What we wanted was: acknowledge the emotion first, then provide the answer. “I’m sorry to hear you’re frustrated. Let me check on this right away…” Same loan approval process, but acknowledging the user’s emotion first and then sharing the approval status makes a world of difference. To make this happen, we needed a sentiment recognition algorithm: take the user’s message as input, output a sentiment label (positive/negative/neutral), and target 90%+ accuracy.
Classification Algorithms and Data Labeling #
The core technology behind sentiment recognition is classification algorithms. Binary classification is like determining whether a sheep is black or white, with only two possible outcomes. Multi-class classification is like sorting user messages into three piles: positive, negative, and neutral. Sentiment recognition is a classic multi-class classification task.
The training process can be summarized in one sentence: humans label data, the algorithm learns from labeled data, a model is trained, and the model classifies new sentences. It’s like teaching a child to recognize animals: you show them lots of cat photos and tell them “this is a cat.” After enough examples, the child can recognize cats they’ve never seen before.
Why AI Product Managers Need to Understand Classification #
Consider this example:
Sentence A: “I can’t take this anymore, I’m filing a complaint” Sentence B: “Is this ever going to work? I’m really anxious”
As a human, you can immediately tell A is more negative than B. A literally says “complaint.” But to a classification algorithm, these two sentences might produce similar negativity scores. Why? Because classification algorithms fundamentally look at word frequency and statistical features. They can’t really understand that “complaint” carries a stronger negative signal than “anxious.”
If you don’t understand this technical limitation, you might think the algorithm engineer is “not good enough.” But if you do understand it, you know you can add a keyword rule as a supplement. This is the “when the algorithm falls short, use product thinking to fill the gap” approach.

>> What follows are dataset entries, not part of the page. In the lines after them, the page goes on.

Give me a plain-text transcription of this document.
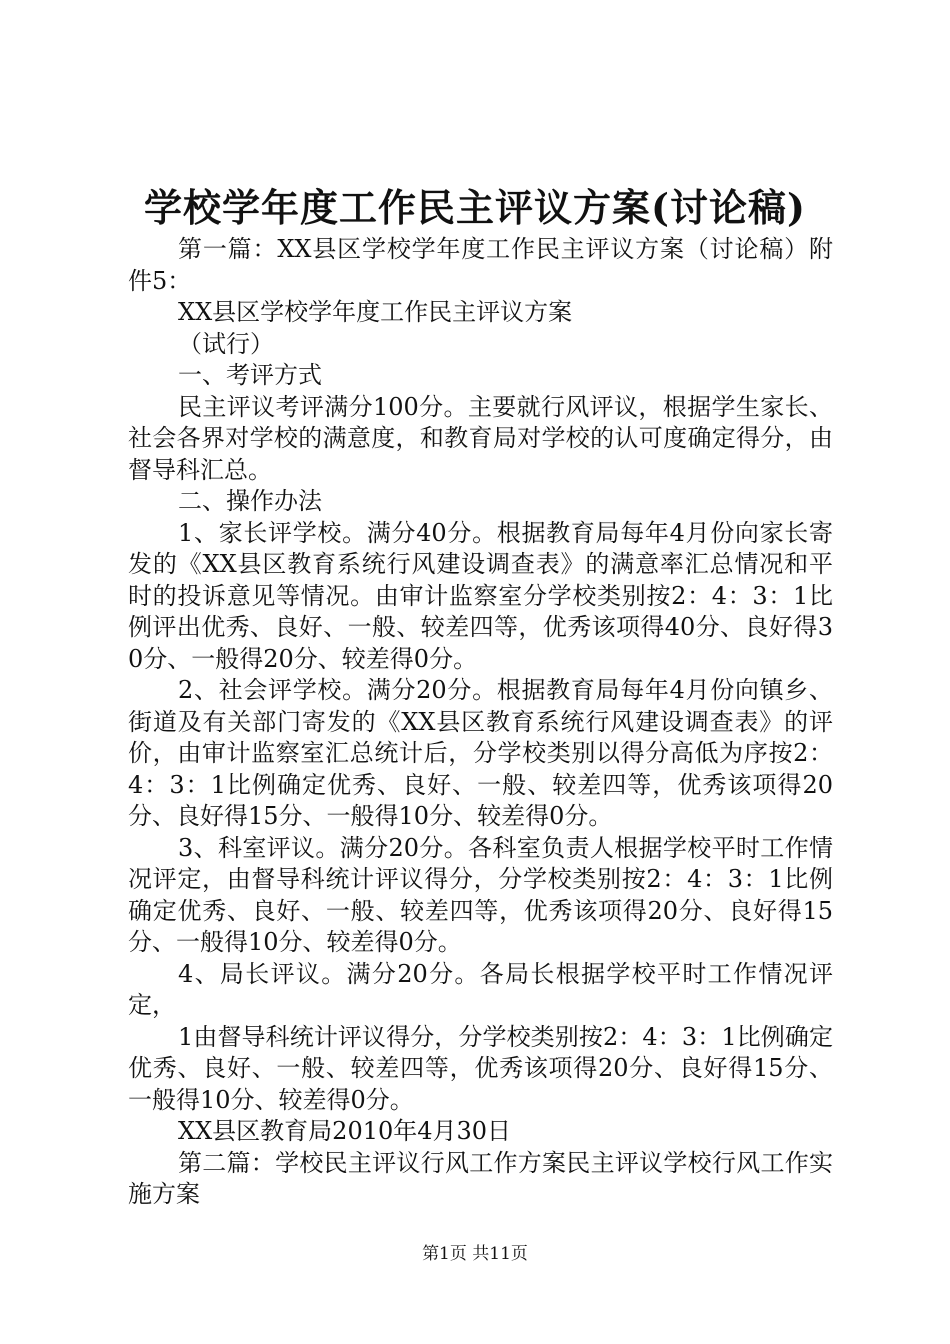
学校学年度工作民主评议方案(讨论稿)

第一篇：XX县区学校学年度工作民主评议方案（讨论稿）附件5：

XX县区学校学年度工作民主评议方案

（试行）

一、考评方式

民主评议考评满分100分。主要就行风评议，根据学生家长、社会各界对学校的满意度，和教育局对学校的认可度确定得分，由督导科汇总。

二、操作办法

1、家长评学校。满分40分。根据教育局每年4月份向家长寄发的《XX县区教育系统行风建设调查表》的满意率汇总情况和平时的投诉意见等情况。由审计监察室分学校类别按2：4：3：1比例评出优秀、良好、一般、较差四等，优秀该项得40分、良好得30分、一般得20分、较差得0分。

2、社会评学校。满分20分。根据教育局每年4月份向镇乡、街道及有关部门寄发的《XX县区教育系统行风建设调查表》的评价，由审计监察室汇总统计后，分学校类别以得分高低为序按2：4：3：1比例确定优秀、良好、一般、较差四等，优秀该项得20分、良好得15分、一般得10分、较差得0分。

3、科室评议。满分20分。各科室负责人根据学校平时工作情况评定，由督导科统计评议得分，分学校类别按2：4：3：1比例确定优秀、良好、一般、较差四等，优秀该项得20分、良好得15分、一般得10分、较差得0分。

4、局长评议。满分20分。各局长根据学校平时工作情况评定，

1由督导科统计评议得分，分学校类别按2：4：3：1比例确定优秀、良好、一般、较差四等，优秀该项得20分、良好得15分、一般得10分、较差得0分。

XX县区教育局2010年4月30日

第二篇：学校民主评议行风工作方案民主评议学校行风工作实施方案

第1页 共11页
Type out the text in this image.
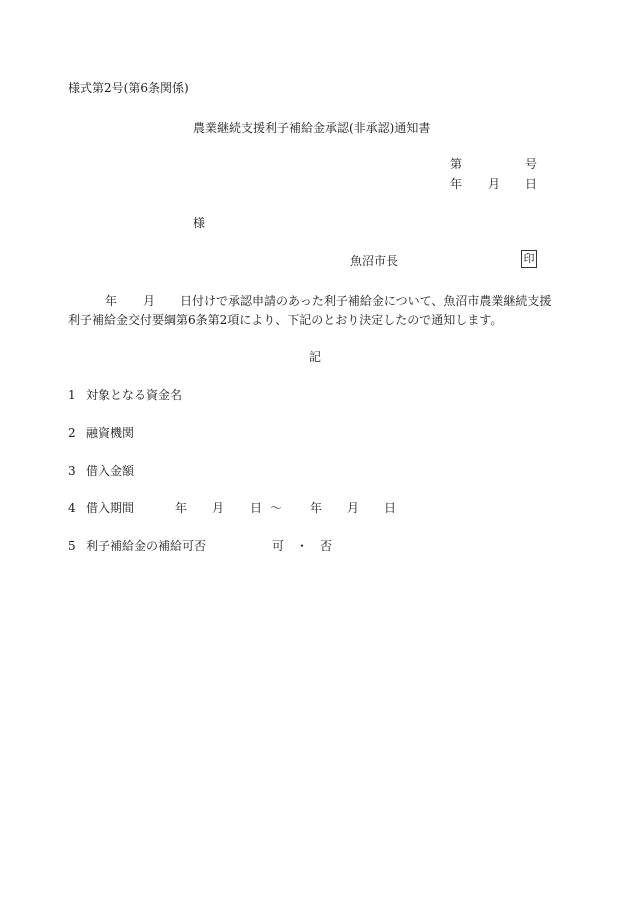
様式第2号(第6条関係)
農業継続支援利子補給金承認(非承認)通知書
第	号
年 月 日
様
魚沼市長	印
年 月 日付けで承認申請のあった利子補給金について、魚沼市農業継続支援
利子補給金交付要綱第6条第2項により、下記のとおり決定したので通知します。
記
1 対象となる資金名
2 融資機関
3 借入金額
4 借入期間	年 月 日 〜 年 月 日
5 利子補給金の補給可否	可 ・ 否
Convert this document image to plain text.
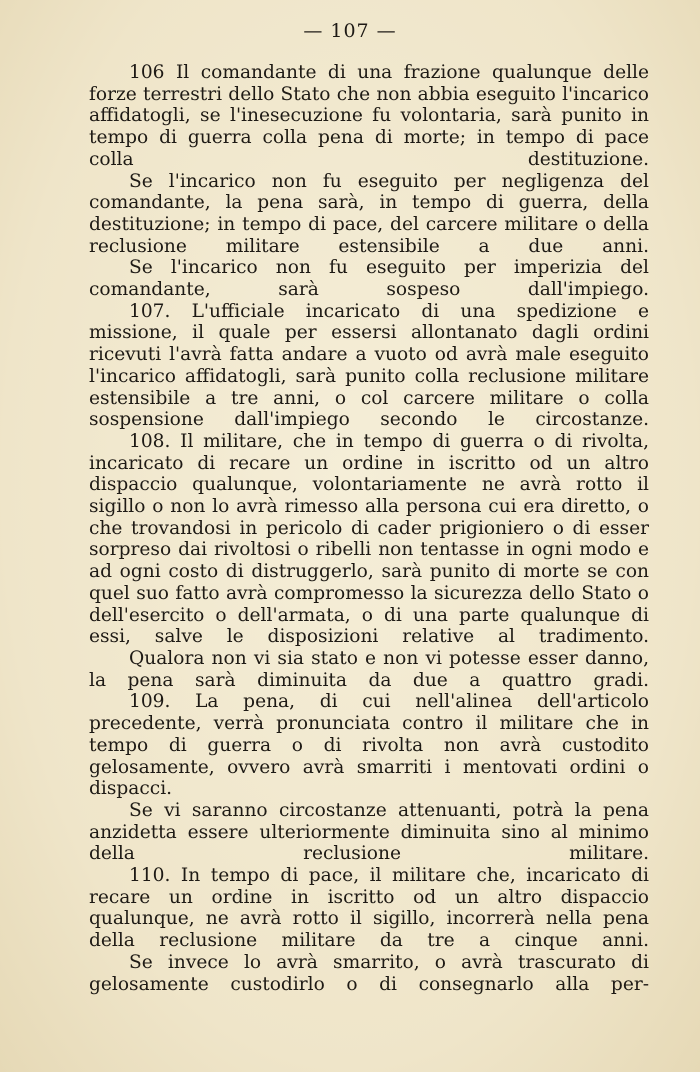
— 107 —

106 Il comandante di una frazione qualunque delle forze terrestri dello Stato che non abbia eseguito l'incarico affidatogli, se l'inesecuzione fu volontaria, sarà punito in tempo di guerra colla pena di morte; in tempo di pace colla destituzione.

Se l'incarico non fu eseguito per negligenza del comandante, la pena sarà, in tempo di guerra, della destituzione; in tempo di pace, del carcere militare o della reclusione militare estensibile a due anni.

Se l'incarico non fu eseguito per imperizia del comandante, sarà sospeso dall'impiego.

107. L'ufficiale incaricato di una spedizione e missione, il quale per essersi allontanato dagli ordini ricevuti l'avrà fatta andare a vuoto od avrà male eseguito l'incarico affidatogli, sarà punito colla reclusione militare estensibile a tre anni, o col carcere militare o colla sospensione dall'impiego secondo le circostanze.

108. Il militare, che in tempo di guerra o di rivolta, incaricato di recare un ordine in iscritto od un altro dispaccio qualunque, volontariamente ne avrà rotto il sigillo o non lo avrà rimesso alla persona cui era diretto, o che trovandosi in pericolo di cader prigioniero o di esser sorpreso dai rivoltosi o ribelli non tentasse in ogni modo e ad ogni costo di distruggerlo, sarà punito di morte se con quel suo fatto avrà compromesso la sicurezza dello Stato o dell'esercito o dell'armata, o di una parte qualunque di essi, salve le disposizioni relative al tradimento.

Qualora non vi sia stato e non vi potesse esser danno, la pena sarà diminuita da due a quattro gradi.

109. La pena, di cui nell'alinea dell'articolo precedente, verrà pronunciata contro il militare che in tempo di guerra o di rivolta non avrà custodito gelosamente, ovvero avrà smarriti i mentovati ordini o dispacci.

Se vi saranno circostanze attenuanti, potrà la pena anzidetta essere ulteriormente diminuita sino al minimo della reclusione militare.

110. In tempo di pace, il militare che, incaricato di recare un ordine in iscritto od un altro dispaccio qualunque, ne avrà rotto il sigillo, incorrerà nella pena della reclusione militare da tre a cinque anni.

Se invece lo avrà smarrito, o avrà trascurato di gelosamente custodirlo o di consegnarlo alla per-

Data Labeling: The Ceiling of Model Performance #
When it comes to algorithm effectiveness, data labeling is unavoidable. The core takeaway is: the accuracy of labeled data sets the upper bound of model performance. If you label 20,000 sentences and 95% are labeled correctly while 5% are wrong or ambiguous, then no matter how much you tune the model, the maximum accuracy will be around 95%. Why? Because the “correct answers” the model learns from have 5% errors built in. How can it surpass its own textbook?
AI’s three foundational pillars are data, compute, and algorithms, but data accounts for about 70% of the weight[^4]. Here’s a telling example: have a fresh graduate and a senior algorithm engineer train classification models using the same data, and the accuracy difference will be only 1-2%. This means data quality matters far more than the algorithm engineer’s experience.
The recommended approach: have at least two people label the same dataset, take the intersection of their agreement, and have a third person or the original pair review the disagreements together.
Confusion Matrix: Reading the Algorithm’s “Report Card” #
After model training, the algorithm engineer will give you a “report card.” To read it, you need to understand the confusion matrix[^5].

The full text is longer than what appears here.